Я рассмеялся вместе с Нагибиным. Мне показалось, что он был рад мне как собеседнику. По всей видимости, здесь, в Пахре, за высоким забором писательской дачи он чувствовал себя одиноким. Любопытная деталь: слушающий, он мне казался стариком, но молодел, когда темпераментно начинал говорить. Я чувствовал в нем жажду разговора. Потом, прочитав дневник, нашел подтверждение этому одиночеству: “Друзей в литературе у меня нет”.
- Конечно, не принято печатать дневник при жизни, - сказал Нагибин, энергично проведя рукой по седой шевелюре, - но я напечатаю! Только нужно кое-что поправить... Люди живы. Могут обидеться.

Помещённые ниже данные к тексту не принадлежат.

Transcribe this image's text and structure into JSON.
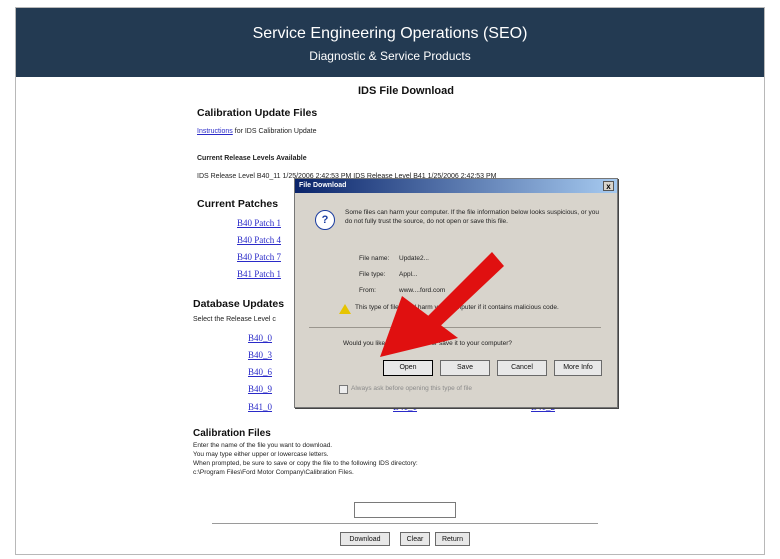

Нагибин собирался на месяц ехать в санаторий. Там он и решил поработать над дневником. На прощанье Юрий Маркович надписал мне свою небольшую книжку “Рассказ синего лягушонка”, тоже выпущенную за счет автора. В ней я нашел два прекрасных очерка - о Галиче и о Мандельштаме. Оба очерка проглотил в тот же вечер. Из очерка о Галиче, как будто выхваченном из дневника: “Тот блаженный день, начавшийся омовением, пивом и парикмахерской, продолжившийся корейкой, лавашем и “Саперави”, имел продолжение. Нам не хотелось разлучаться. И когда официант предложил кофе, Саша решительно сказал:
- Спасибо, дайте счет. Поедем пить чай из самовара с горячими калачами... Бродяга должен знать свой город. В Парке культуры, на границе с Нескучным садом, в ложбинке схорониласьчайная. Там самовар, горячие калачи с маслом и зернистая икра”.
Тут москвич сразу поймет!
“Голгофа Мандельштама” тоже написана на одном дыхании. И тоже, как мне показалось, ведет происхождение из дневника. Потом, когда дневник был у меня, это предположение оправдалось. Нагибин выдергивал из дневника самое острое и преобразовывал в рассказы и повести. Последние его вещи - сплошь из дневника. Кое-что он в дневнике оставил, как первооснову, кое-что убрал. Проживи Нагибин еще лет десять - от дневников, мне кажется, ничего бы не осталось, все перешло бы в повести и рассказы.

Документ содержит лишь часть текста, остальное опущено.